FIG. 1 is a schematic diagram of the structure of the silicon carbide material applied to the present invention, FIG. 2 is a schematic diagram of the structure of the surface layer when the silicon carbide material is chemically treated with a strong alkaline agent or a strong acid agent, and FIG. Figure 3 is a schematic diagram of the cross-sectional structure of a joint when a material to be joined is joined to a silicon carbide material via a bonding material, and Figure 4 is a diagram of a joint when a material to be joined is joined directly to a silicon carbide material.

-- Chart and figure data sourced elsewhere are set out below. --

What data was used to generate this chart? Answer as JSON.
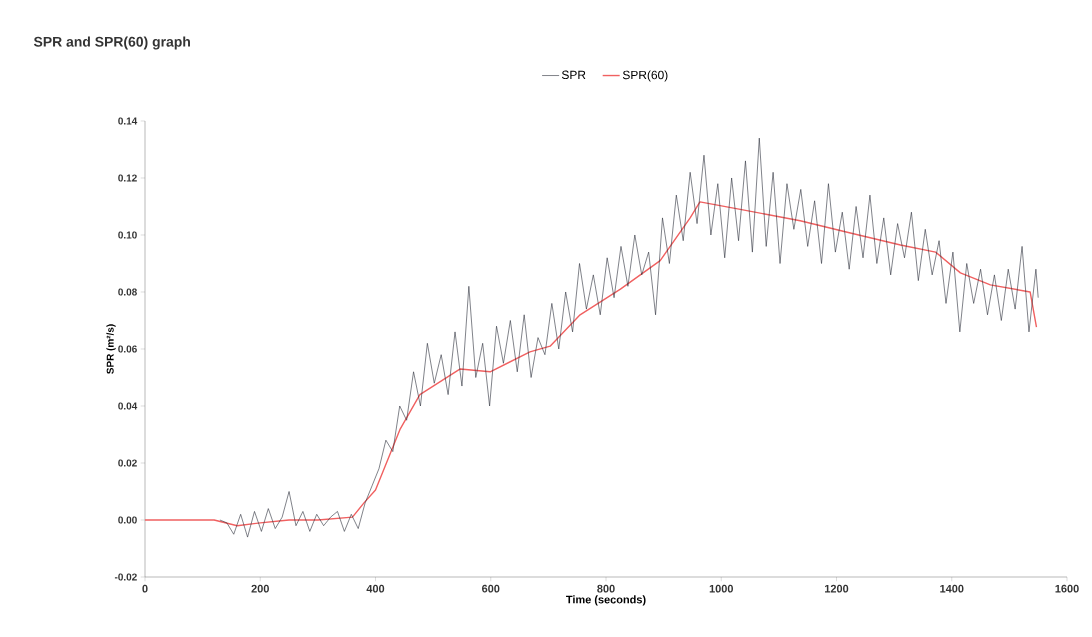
{
  "chart_data": {
    "type": "line",
    "title": "SPR and SPR(60) graph",
    "xlabel": "Time (seconds)",
    "ylabel": "SPR (m²/s)",
    "xlim": [
      0,
      1600
    ],
    "xticks": [
      0,
      200,
      400,
      600,
      800,
      1000,
      1200,
      1400,
      1600
    ],
    "ylim": [
      -0.02,
      0.14
    ],
    "yticks": [
      {
        "value": -0.02,
        "label": "-0.02"
      },
      {
        "value": 0,
        "label": "0.00"
      },
      {
        "value": 0.02,
        "label": "0.02"
      },
      {
        "value": 0.04,
        "label": "0.04"
      },
      {
        "value": 0.06,
        "label": "0.06"
      },
      {
        "value": 0.08,
        "label": "0.08"
      },
      {
        "value": 0.1,
        "label": "0.10"
      },
      {
        "value": 0.12,
        "label": "0.12"
      },
      {
        "value": 0.14,
        "label": "0.14"
      }
    ],
    "grid": false,
    "legend": "top",
    "marker": "none",
    "line_style": "solid",
    "series": [
      {
        "name": "SPR",
        "color": "#2b2f3a",
        "x": [
          130,
          142,
          154,
          166,
          178,
          190,
          202,
          214,
          226,
          238,
          250,
          262,
          274,
          286,
          298,
          310,
          322,
          334,
          346,
          358,
          370,
          382,
          394,
          406,
          418,
          430,
          442,
          454,
          466,
          478,
          490,
          502,
          514,
          526,
          538,
          550,
          562,
          574,
          586,
          598,
          610,
          622,
          634,
          646,
          658,
          670,
          682,
          694,
          706,
          718,
          730,
          742,
          754,
          766,
          778,
          790,
          802,
          814,
          826,
          838,
          850,
          862,
          874,
          886,
          898,
          910,
          922,
          934,
          946,
          958,
          970,
          982,
          994,
          1006,
          1018,
          1030,
          1042,
          1054,
          1066,
          1078,
          1090,
          1102,
          1114,
          1126,
          1138,
          1150,
          1162,
          1174,
          1186,
          1198,
          1210,
          1222,
          1234,
          1246,
          1258,
          1270,
          1282,
          1294,
          1306,
          1318,
          1330,
          1342,
          1354,
          1366,
          1378,
          1390,
          1402,
          1414,
          1426,
          1438,
          1450,
          1462,
          1474,
          1486,
          1498,
          1510,
          1522,
          1534,
          1546,
          1550
        ],
        "values": [
          0.0,
          -0.001,
          -0.005,
          0.002,
          -0.006,
          0.003,
          -0.004,
          0.004,
          -0.003,
          0.001,
          0.01,
          -0.002,
          0.003,
          -0.004,
          0.002,
          -0.002,
          0.001,
          0.003,
          -0.004,
          0.002,
          -0.003,
          0.006,
          0.012,
          0.018,
          0.028,
          0.024,
          0.04,
          0.035,
          0.052,
          0.04,
          0.062,
          0.048,
          0.058,
          0.044,
          0.066,
          0.047,
          0.082,
          0.05,
          0.062,
          0.04,
          0.068,
          0.055,
          0.07,
          0.052,
          0.072,
          0.05,
          0.064,
          0.058,
          0.076,
          0.06,
          0.08,
          0.066,
          0.09,
          0.074,
          0.086,
          0.072,
          0.092,
          0.078,
          0.096,
          0.082,
          0.1,
          0.086,
          0.094,
          0.072,
          0.106,
          0.09,
          0.114,
          0.098,
          0.122,
          0.104,
          0.128,
          0.1,
          0.118,
          0.092,
          0.12,
          0.098,
          0.126,
          0.094,
          0.134,
          0.096,
          0.122,
          0.09,
          0.118,
          0.102,
          0.116,
          0.096,
          0.112,
          0.09,
          0.118,
          0.094,
          0.108,
          0.088,
          0.11,
          0.092,
          0.114,
          0.09,
          0.106,
          0.086,
          0.104,
          0.092,
          0.108,
          0.084,
          0.102,
          0.086,
          0.098,
          0.076,
          0.094,
          0.066,
          0.09,
          0.076,
          0.088,
          0.072,
          0.086,
          0.07,
          0.088,
          0.074,
          0.096,
          0.066,
          0.088,
          0.078
        ]
      },
      {
        "name": "SPR(60)",
        "color": "#f06060",
        "x": [
          0,
          120,
          160,
          200,
          250,
          300,
          360,
          380,
          400,
          443,
          477,
          547,
          599,
          668,
          703,
          755,
          825,
          894,
          946,
          963,
          1033,
          1137,
          1224,
          1311,
          1372,
          1415,
          1467,
          1536,
          1547
        ],
        "values": [
          0,
          0,
          -0.002,
          -0.001,
          0,
          0,
          0.001,
          0.006,
          0.0105,
          0.032,
          0.044,
          0.053,
          0.052,
          0.059,
          0.061,
          0.072,
          0.081,
          0.091,
          0.106,
          0.1116,
          0.109,
          0.105,
          0.1007,
          0.0965,
          0.094,
          0.0867,
          0.0825,
          0.08,
          0.0677
        ]
      }
    ]
  }
}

Fig. 5 is a schematic cross-sectional view of the weave of a joint by a conventional joining method. l...Silicon carbide 2...Metal silicon 3...Carbon grains 4...Open pores 5...Binding material 6...・・To be joined material diagram 3rgJ diagram 4

Claims (2)

[Claims] (1) The surface of the silicon carbide material obtained by the reaction sintering method is chemically treated with a strong alkaline agent or a strong acidic agent, and the silicon carbide grains near the surface of the silicon carbide material are Remove the intervening components that can be eluted by the drug, form open pores with a predetermined depth from the surface of the silicon carbide material to be joined, and infiltrate a bonding material that can be maintained in a fluid state into the open pores. 1. A method for joining silicon carbide materials, comprising: bonding a material to be joined to the surface of the material to be joined. (2) The surface of the silicon carbide material obtained by the reaction sintering method is chemically treated with a strong alkaline agent or a strong acidic agent, and the silicon carbide grains near the surface of the silicon carbide material are The intervening components that can be eluted by the drug are removed to form open pores with a predetermined depth from the surface of the silicon carbide material to be joined, and the material to be joined that can be held in a fluid state is placed in the open pores. A method for joining silicon carbide materials characterized by penetration or diffusion.